According to the minutes of the December 2017 St. Paul Federation board meeting, Jacobs said that based on the JFNA’s advice, Federation, “ha[s] not informed the general community about the Federation’s budget and allocation issues.” JFNA disputes that characterization of their advice. In an email, Rebecca Dinar, the associate vice president for strategic communications at JFNA, said: “JFNA advised the Federation to determine the facts and a course of action as a first step in preparing to engage stakeholders.”

Said Linsk: “When Rob helped bring this to our attention, the decision was made to meet with a lot of our major donors, organizations we work closely with, and communicate it in a direct way and fix it. We got some advice from JFNA about messaging and we didn’t want to do damage and make things worse by scaring people. The idea was first to try to work with JFNA to fix it.”

Linsk said this situation has JFNA changing how they communicate issues to their member organizations.

“JFNA is making plans to be more careful that they don’t communicate about issues like this just through the exec,” Linsk said. “Why all those years did they not say anything to the board president?”

Going Forward

Adelman said the current leadership structure will not include an interim CEO. There is a management committee made up of the officers of the board: Adelman, Linsk, Vice Presidents Sharon Benmaman and Alan Bernick, Treasurer Jay Baldinger, and Secretary Deb Weiss. Linsk, who was a journalist prior to his current career as an attorney, is working with the organization’s marketing and communications staff. Adelman is working with Prottas, Baldinger is working with the finance staff.

A committee of eight members of the board and chaired by Linsk is considering its options for a new CEO. They shared with TC Jewfolk that they are, “working with a search consultant, and exploring all possibilities in order to fill the position within a reasonable timeframe.” A job posting has not yet been publicly posted.

Prottas said the communication of how campaigns are tracking relative to their goals will change in the future, including, “a transition to a more aligned campaign calendar with our fiscal and allocations calendar to reduce speculative commitments.”

“In my short time at Federation, I’ve had a significant number of conversations about this and other issues that speak to us being more transparent,” he said. “As we move forward, the way we report campaign progress will be different because I’m a different CDO. I want to communicate based on what we know, not what we think.

“While there might have been a few things we could have done better over the years, we always maintained our commitment to local organizations and made sure that was always made whole regardless of whatever the financial situation was.”

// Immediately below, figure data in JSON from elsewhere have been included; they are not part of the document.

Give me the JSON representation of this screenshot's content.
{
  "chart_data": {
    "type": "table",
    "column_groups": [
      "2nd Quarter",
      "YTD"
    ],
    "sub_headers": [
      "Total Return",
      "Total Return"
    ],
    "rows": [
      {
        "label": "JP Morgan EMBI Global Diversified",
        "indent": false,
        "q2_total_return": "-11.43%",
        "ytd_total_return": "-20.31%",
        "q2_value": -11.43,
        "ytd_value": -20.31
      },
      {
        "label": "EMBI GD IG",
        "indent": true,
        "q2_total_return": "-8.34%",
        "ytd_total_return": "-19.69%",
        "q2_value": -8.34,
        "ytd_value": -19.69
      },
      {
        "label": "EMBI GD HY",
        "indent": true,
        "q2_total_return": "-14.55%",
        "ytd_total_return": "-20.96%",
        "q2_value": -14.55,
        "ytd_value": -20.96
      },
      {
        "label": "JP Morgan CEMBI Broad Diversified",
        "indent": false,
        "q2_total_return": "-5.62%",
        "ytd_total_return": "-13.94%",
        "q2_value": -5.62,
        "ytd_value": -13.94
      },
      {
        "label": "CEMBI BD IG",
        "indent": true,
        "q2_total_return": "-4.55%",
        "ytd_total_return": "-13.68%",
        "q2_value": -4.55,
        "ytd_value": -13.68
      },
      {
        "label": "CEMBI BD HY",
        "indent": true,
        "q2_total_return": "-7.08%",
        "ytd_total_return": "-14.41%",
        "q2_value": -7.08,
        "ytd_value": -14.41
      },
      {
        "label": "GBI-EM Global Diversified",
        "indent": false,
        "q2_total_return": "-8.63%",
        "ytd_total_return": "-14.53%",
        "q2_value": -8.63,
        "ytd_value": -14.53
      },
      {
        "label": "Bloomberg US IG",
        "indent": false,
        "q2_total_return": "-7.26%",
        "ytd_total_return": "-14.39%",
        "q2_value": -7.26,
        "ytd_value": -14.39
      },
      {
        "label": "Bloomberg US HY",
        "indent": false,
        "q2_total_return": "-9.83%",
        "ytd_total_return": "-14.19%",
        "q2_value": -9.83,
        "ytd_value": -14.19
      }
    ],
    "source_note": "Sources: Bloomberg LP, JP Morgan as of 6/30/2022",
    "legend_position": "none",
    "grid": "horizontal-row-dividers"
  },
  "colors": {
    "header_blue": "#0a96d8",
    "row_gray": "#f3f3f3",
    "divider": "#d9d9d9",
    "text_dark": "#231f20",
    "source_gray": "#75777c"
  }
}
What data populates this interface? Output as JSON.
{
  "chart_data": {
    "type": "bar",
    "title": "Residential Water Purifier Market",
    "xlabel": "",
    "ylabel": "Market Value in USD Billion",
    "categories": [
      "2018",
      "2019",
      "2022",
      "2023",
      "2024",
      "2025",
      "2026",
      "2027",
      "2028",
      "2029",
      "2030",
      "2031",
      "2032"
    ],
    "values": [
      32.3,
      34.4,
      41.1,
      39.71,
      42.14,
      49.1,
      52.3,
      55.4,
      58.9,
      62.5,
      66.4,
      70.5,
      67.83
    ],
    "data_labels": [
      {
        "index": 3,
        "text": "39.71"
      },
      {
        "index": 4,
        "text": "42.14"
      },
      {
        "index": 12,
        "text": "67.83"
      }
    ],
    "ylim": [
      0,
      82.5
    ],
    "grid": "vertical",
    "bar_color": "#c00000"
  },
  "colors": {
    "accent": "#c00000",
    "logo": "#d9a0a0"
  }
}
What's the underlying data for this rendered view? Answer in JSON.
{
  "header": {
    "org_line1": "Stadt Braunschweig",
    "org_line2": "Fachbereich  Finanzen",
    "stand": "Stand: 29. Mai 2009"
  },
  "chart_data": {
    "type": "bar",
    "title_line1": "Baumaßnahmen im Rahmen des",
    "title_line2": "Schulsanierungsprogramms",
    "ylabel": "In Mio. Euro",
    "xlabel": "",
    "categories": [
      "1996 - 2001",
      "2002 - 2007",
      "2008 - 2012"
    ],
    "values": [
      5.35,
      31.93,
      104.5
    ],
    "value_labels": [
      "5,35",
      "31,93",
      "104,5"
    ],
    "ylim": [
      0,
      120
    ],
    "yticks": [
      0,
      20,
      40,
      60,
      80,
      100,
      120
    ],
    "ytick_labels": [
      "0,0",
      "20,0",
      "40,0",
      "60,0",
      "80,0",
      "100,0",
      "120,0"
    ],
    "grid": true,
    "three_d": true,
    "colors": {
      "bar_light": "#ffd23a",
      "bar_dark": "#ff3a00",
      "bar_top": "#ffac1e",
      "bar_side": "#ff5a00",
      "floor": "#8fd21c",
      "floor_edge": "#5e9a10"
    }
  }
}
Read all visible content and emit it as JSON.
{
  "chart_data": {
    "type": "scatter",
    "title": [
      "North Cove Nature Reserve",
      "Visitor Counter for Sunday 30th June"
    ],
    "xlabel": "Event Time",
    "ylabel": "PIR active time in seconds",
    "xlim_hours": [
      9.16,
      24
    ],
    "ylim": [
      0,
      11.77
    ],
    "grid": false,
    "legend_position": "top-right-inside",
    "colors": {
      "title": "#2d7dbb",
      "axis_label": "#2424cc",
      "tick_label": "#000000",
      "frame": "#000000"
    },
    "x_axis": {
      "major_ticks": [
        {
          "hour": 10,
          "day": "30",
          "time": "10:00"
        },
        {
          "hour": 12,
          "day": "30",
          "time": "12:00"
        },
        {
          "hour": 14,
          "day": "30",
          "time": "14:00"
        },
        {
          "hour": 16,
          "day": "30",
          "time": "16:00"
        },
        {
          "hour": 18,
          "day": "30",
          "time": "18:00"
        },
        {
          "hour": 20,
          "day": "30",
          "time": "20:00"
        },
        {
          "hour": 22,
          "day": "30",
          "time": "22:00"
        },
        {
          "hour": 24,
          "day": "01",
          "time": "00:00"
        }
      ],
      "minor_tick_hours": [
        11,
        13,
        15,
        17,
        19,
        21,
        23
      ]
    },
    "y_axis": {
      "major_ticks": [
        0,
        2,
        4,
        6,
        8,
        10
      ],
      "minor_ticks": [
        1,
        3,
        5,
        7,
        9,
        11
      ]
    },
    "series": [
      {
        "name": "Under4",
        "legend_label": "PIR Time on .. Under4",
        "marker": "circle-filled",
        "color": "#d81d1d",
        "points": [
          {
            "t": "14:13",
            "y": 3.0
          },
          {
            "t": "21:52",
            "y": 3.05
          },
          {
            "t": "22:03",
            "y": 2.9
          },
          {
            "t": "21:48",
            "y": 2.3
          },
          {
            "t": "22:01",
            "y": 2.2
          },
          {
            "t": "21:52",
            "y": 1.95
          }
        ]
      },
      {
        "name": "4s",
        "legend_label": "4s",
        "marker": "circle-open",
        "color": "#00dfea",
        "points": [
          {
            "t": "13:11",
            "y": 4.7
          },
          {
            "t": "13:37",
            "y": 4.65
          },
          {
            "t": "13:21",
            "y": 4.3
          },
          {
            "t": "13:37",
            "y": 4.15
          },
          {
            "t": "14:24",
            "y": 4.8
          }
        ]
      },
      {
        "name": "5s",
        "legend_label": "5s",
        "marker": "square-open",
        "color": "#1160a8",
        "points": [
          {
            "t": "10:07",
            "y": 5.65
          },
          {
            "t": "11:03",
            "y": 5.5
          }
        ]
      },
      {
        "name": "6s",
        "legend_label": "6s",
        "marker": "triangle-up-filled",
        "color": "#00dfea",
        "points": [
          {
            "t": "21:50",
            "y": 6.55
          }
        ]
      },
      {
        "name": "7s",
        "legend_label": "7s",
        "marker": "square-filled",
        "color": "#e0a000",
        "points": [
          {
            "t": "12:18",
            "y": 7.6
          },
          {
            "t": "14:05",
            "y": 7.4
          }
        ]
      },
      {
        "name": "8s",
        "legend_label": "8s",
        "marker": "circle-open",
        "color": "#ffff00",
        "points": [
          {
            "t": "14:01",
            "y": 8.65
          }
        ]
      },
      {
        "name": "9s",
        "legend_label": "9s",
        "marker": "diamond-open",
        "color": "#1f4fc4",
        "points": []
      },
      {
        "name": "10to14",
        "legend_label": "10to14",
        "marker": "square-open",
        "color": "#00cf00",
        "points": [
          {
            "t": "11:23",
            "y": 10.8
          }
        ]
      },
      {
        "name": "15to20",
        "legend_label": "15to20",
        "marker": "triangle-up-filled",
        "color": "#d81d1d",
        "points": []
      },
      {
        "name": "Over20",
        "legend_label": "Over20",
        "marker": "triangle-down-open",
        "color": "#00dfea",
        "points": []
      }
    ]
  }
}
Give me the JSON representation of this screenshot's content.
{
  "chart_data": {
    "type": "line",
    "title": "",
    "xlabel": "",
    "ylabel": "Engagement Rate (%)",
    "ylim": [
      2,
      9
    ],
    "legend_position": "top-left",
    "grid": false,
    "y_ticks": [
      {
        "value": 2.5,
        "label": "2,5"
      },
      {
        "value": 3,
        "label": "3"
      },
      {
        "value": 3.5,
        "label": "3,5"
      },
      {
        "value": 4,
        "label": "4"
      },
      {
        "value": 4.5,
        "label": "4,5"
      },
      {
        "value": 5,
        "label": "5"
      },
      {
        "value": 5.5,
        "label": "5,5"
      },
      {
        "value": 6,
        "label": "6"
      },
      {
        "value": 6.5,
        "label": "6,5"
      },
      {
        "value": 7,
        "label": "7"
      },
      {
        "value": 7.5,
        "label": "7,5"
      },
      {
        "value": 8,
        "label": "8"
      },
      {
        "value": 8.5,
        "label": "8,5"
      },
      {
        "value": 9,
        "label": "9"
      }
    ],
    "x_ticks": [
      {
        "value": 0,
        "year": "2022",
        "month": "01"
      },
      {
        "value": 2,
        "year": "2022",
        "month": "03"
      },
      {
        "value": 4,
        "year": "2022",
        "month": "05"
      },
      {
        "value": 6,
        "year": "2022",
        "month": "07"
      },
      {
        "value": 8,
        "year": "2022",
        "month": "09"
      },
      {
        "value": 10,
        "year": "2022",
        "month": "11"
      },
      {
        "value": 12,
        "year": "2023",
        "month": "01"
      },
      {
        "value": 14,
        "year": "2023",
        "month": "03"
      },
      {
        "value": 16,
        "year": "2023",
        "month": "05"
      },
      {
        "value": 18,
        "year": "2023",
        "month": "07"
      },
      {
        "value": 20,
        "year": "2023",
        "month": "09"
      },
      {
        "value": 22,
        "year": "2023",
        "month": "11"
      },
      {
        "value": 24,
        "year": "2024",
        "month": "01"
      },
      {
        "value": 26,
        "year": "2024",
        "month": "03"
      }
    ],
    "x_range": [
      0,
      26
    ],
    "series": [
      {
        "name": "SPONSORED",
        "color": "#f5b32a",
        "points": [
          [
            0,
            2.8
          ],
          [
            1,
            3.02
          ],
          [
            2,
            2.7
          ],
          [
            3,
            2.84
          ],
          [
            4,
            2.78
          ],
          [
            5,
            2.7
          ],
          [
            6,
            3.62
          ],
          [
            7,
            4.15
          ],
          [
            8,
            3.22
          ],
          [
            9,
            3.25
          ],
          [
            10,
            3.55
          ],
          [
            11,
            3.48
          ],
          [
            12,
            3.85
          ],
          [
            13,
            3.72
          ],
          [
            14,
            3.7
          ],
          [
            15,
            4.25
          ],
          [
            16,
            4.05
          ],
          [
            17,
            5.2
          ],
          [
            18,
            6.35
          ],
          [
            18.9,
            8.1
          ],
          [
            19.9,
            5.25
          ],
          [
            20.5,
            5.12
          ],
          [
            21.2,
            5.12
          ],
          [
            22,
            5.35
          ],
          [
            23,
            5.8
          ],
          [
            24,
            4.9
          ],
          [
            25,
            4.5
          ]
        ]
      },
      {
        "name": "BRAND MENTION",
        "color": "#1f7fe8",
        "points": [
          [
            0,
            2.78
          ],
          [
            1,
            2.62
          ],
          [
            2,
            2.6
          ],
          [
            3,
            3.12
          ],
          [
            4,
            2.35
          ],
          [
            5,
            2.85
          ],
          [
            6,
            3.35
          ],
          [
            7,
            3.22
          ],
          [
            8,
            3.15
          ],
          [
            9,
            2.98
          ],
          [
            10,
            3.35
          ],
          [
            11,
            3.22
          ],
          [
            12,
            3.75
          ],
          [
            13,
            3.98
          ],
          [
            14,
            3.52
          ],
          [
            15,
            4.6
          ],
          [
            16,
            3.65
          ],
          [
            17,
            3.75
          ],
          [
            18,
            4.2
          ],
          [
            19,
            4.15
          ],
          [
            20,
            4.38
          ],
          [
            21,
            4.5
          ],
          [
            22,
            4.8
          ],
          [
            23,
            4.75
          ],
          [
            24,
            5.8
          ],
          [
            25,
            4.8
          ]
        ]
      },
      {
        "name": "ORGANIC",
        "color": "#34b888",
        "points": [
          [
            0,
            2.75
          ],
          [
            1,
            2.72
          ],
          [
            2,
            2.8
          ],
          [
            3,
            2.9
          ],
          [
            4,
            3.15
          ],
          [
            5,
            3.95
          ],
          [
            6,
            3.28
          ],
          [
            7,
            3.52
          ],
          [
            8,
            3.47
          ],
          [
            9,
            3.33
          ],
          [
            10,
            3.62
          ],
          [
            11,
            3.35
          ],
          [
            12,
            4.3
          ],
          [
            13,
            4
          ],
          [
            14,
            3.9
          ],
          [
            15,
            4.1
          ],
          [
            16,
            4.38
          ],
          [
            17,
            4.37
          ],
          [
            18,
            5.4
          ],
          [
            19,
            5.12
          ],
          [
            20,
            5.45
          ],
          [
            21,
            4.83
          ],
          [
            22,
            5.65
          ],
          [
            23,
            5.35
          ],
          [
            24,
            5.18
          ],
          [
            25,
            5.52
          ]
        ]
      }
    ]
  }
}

In subsequent emails received by TC Jewfolk from the St. Paul Federation leadership team, the Federation emphasized their increased commitment to accountability and transparency by their staff and Board as well as a commitment to be more communicative and transparent with the broader community on specifics related to their campaigns and allocations. They also indicated a commitment to Board development and training to ensure that the Board has a full understanding of roles and responsibilities going forward.

In January, JFNA’s President and CEO Jerry Silverman and Executive Vice President Mark Gervis were among the staff who were in town to meet with St. Paul’s interim leadership team.

“I think it was a good, open, honest discussion that will help our organization move forward in a good way,” said Prottas. “I think JFNA got answers to their questions and they could impart their wisdom on us. We all expect things to be stronger and better moving forward.”